I have a source video that is a UHD HDR MKV file using the HEVC codec. Specifically, the input video stream as reported by ffprobe is:
hevc (Main 10), yuv420p10le(tv, bt2020nc/bt2020/smpte2084), 3840x2160 [SAR 1:1 DAR 16:9], 23.98 fps, 23.98 tbr, 1k tbn, 23.98 tbc (default)
I'm trying to take snapshots of it - extract single frames at specific times. Naively, I start with this: (the -ss time is just an example)
ffmpeg -ss 00:01:02 -i input.mkv -vframes 1 output.png
This "works", but results in washed out colors, because the original is HDR and my iMac monitor isn't.
OK, so I enable the tone mapping filter like so:
ffmpeg -ss 00:01:02 -i input.mkv -vf "zscale=transfer=linear,tonemap=hable,zscale=transfer=bt709" -vframes 1 output.png
This also appears to work, giving an extremely accurate looking result:
However, if I then convert the image using imagemagick from PNG to JPEG, the colors completely change.
convert output.png output.jpg
The image is still brighter than the un-tone-mapped original, but the color improvements have been lost.

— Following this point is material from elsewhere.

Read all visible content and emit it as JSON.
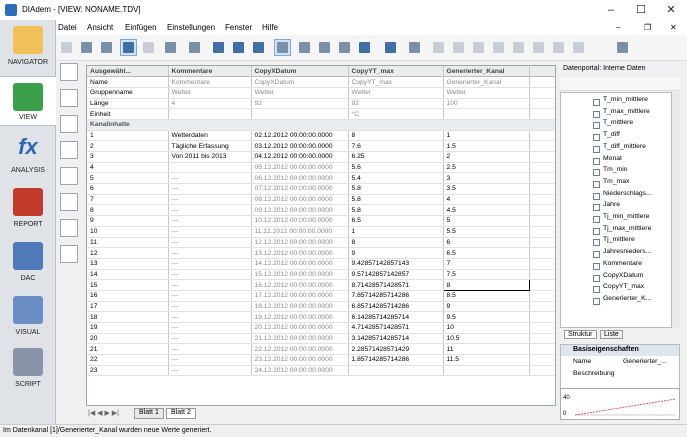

The image is washed out again.
Why?
Weirdly, and frustratingly, if I use ffmpeg to convert to BMP in the first place, instead of PNG, I get yet a third different result, with partially improved colors, but not as good as the PNG result, although the BMP file does convert to JPEG without the colors being further altered.
ffmpeg -ss 00:01:02 -i input.mkv -vf "zscale=transfer=linear,tonemap=hable,zscale=transfer=bt709" -vframes 1 output.bmp
What's going on?
I did note that the PNG uses 16-bit color channels, and not 8-bit:
identify output.png
output.png PNG 3840x2160 3840x2160+0+0 16-bit RGB 24.2MB 0.000u 0:00.000
I did try appending "format=rgb24" onto the end of the filter string to create an 8-bit channel PNG, which did work, but the results remain visually identical as above.
ffmpeg -i output.png -i output.bmp
?-i
options. I guess that the actual question is: What do you really want do do? Do you need JPEGs in the end?